I was not really sure where to put this, so I put it in the Webspace area. If it should be moved to Media or Liveblogging, tell me.
Anyway. Onto the purpose of this thread.
I watched Higurashi: When They Cry a while ago. It was before I turned seventeen, so over a year ago now. I think. I should keep track of the date better.
It scared me. I will admit that. The murders are brutal and sadistic, the characters rarely escape their fates, and worse, every time it's over again, everything resets, and everything is happy and cheery again, and you can't celebrate, because you know that if you keep watching those characters you are trying to feel sympathy have a ninety percent chance of dying and/or snapping and going on a murderous rampage.
However, the internet at large seems to disagree with me. Near everywhere I turn, I hear people talking about how great the show is.
So I decided to sit down and watch it again a few weeks ago. I came prepared this time, with a bottle of wine so I could drink myself into a stupor if I found it to be as bad as I remembered it.
It wasn't. It was fairly well-done, and the characters were more engaging than I remembered them being. Watching the second season through to its' conclusion made the mystery through it all make a lot more sense, and it seemed to be much smarter than I remembered it being. It wasn't as bad as I had previously thought of it.
However, there was one thing that did make it hard for me to watch it right through, and has resulted in me only watching it while fairly tipsy these days: The deaths.
This is the only case where I thought my recollection of it all was fairly accurate.
The deaths were brutal, sadistic and painful. There are scenes where I just wished for them to end already because there is no need for you to spend this long murdering them.
And this brings me to my point: Higurashi is often labeled as a Mystery/Horror game. However, I feel (This is just a personal thing though) that there is very little actual horror in the anime. While that is not to say that there is no horror in the show- there certainly is- much of what is often labelled as 'horror' would be more correctly labeled as 'violence' or 'gore'. I feel that the show would lose a lot of what defines it as Higurashi if the violence was less extreme, though.
In conclusion, Higurashi is a very good game and show if you like a show with a strong, complex mystery bent that takes a long time to unravel and requires you to think about everything, you will enjoy this show.
However, if you do not enjoy watching every character you have come to care about die again and again in needlessly brutal and sadistic ways, then this is not the show for you. If you do enjoy people dying in horrific ways, then you will enjoy this show.
Discuss.
(This is probably a bad idea for a thread, I should not make threads after drinking.)
Comments
Is this the only reason you could enjoy the show o_o
This is my addition to the thread
What purpose does this serve, beyond forcing symbolism in there in order to allow them to show more violence? Is there any practical reason for her to slam her head onto the knife more than once, at which point it was pretty clear she would die?

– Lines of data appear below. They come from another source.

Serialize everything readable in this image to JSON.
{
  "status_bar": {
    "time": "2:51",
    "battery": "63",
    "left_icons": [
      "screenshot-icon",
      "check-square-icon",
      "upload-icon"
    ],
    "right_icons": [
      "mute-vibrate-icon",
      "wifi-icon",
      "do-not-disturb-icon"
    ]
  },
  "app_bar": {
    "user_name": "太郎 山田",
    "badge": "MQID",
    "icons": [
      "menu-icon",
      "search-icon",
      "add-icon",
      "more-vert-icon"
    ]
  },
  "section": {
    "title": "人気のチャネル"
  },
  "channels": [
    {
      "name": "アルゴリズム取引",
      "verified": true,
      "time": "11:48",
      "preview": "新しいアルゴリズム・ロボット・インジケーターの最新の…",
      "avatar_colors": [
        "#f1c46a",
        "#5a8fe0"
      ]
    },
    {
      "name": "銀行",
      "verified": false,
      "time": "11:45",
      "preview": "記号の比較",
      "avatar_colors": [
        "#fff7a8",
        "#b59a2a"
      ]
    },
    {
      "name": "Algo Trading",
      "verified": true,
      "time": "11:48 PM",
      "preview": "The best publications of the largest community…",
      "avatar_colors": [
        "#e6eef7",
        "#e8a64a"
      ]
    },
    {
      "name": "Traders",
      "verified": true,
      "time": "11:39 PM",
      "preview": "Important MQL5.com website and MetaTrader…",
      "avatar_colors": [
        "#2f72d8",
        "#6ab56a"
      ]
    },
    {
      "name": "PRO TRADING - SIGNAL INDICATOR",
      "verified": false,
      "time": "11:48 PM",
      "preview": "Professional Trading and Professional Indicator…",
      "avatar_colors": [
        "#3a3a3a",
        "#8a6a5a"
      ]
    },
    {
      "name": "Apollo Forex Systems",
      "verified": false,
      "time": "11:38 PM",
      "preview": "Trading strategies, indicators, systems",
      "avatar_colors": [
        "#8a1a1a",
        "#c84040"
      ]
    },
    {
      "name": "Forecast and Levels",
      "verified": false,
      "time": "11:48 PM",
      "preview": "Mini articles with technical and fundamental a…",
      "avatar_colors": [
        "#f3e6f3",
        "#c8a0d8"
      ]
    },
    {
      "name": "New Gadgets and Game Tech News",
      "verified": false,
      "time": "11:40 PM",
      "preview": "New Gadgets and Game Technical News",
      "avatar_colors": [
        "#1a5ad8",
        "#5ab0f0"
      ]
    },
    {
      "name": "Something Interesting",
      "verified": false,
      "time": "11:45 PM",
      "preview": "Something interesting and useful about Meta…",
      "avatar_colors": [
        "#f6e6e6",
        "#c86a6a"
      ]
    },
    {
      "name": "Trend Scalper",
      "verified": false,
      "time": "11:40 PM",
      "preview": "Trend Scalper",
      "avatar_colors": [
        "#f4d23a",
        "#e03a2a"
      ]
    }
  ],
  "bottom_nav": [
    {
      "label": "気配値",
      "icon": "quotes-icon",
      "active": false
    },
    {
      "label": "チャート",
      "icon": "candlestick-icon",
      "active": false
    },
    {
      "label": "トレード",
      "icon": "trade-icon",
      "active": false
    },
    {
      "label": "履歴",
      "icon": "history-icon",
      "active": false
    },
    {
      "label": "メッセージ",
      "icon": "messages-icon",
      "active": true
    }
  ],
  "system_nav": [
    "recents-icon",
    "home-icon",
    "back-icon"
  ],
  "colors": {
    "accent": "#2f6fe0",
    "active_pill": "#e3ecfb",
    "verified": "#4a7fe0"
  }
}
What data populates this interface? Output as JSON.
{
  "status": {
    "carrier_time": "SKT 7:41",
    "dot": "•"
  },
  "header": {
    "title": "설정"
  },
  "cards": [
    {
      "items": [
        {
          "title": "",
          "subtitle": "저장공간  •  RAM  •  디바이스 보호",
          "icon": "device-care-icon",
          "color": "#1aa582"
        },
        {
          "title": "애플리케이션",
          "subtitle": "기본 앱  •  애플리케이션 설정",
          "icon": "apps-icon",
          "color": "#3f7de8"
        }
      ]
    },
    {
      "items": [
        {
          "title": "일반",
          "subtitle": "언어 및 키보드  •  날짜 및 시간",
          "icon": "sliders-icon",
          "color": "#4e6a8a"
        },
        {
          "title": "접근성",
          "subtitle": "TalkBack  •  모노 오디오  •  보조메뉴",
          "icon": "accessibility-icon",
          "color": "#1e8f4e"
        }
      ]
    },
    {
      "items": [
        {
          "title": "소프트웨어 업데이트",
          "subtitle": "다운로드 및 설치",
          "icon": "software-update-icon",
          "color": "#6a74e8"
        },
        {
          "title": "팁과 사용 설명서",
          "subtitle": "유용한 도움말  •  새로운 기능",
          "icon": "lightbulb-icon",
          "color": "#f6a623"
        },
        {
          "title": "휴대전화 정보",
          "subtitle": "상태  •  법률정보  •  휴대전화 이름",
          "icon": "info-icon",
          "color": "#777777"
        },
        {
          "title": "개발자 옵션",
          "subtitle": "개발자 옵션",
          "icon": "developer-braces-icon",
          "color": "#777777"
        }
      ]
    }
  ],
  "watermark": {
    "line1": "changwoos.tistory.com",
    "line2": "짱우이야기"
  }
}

No it's not....well...from what I read (up to chapter 12), and the murders are usually confined to maybe 2 pages, depending on what's happening.
In general I have seen almost no worthwhile anime that goes through so many methods of putting emphasis on "bad ending", and not bad ending as in horrible, I mean bad ending like "game over", where if you don't successfully get the good ending, things go beyond horrible for everyone.
I would still enjoy it even if the deaths were not over-the-top, albeit they would kind of be something to skim over if they were toned down too much since most of the time, it was thinking about those horrible deaths which made the struggle to succeed even more intense. Considering Rika Furude has to relive these moments constantly and remember around 500 years of them, it makes it very emotional to have a moment where everyone doesn't die gruesome deaths, even for at least one moment. Eventually they try harder and harder, and end up avoiding meeting their horrible ends, and that fear that everything will go wrong again is what made the series so emotional for me.
Knowing that if even ONE person in that story failed or was captured by the enemies, that it would lead to a horrible death, made everything have more weight than the regular shows I watched, where you never see them fail and have the world and others absolutely destroy them. In Higurashi, you know what will happen if they fail, and you actually do see them fail, so when they strive to succeed there is always that thought in the back of your head reminding them that there is no absolute certainty that they will succeed because they are the main characters. You've seen them all bleed and get dismembered many times, and wonder will this be the day they all come out alive?
I got attached to the characters very closely in Kai, and watching them fail was very sad, but as the show progressed and they got more closer and attempted to break free from the "destined" fates that would happen to them. Eventually, they all survived, and I felt teary eyed and warm inside when all of that hard work in trying to avoid an eternal death payed off. Even though in the games, Hanyuu actually dies in order to protect Rika from being shot, in the anime that does not occur. This is not a bad thing though in some manners the story would have emotional sting either way.
And while the OVAs may lack the horror, death and mystery that the main series have, and feel a little perverse and pointlessly fanservicey, I am always reminded of all of the brutal shit they had to actually go through to come to a day where they could hang out at a swimming pool with the people that killed them a couple hundred times in the past, and nothing would have gone wrong. They earned their good ending, and to see them subjected to all of that bloody slaughter and despair once again would make that feeling I had at the end of the show feel wasted.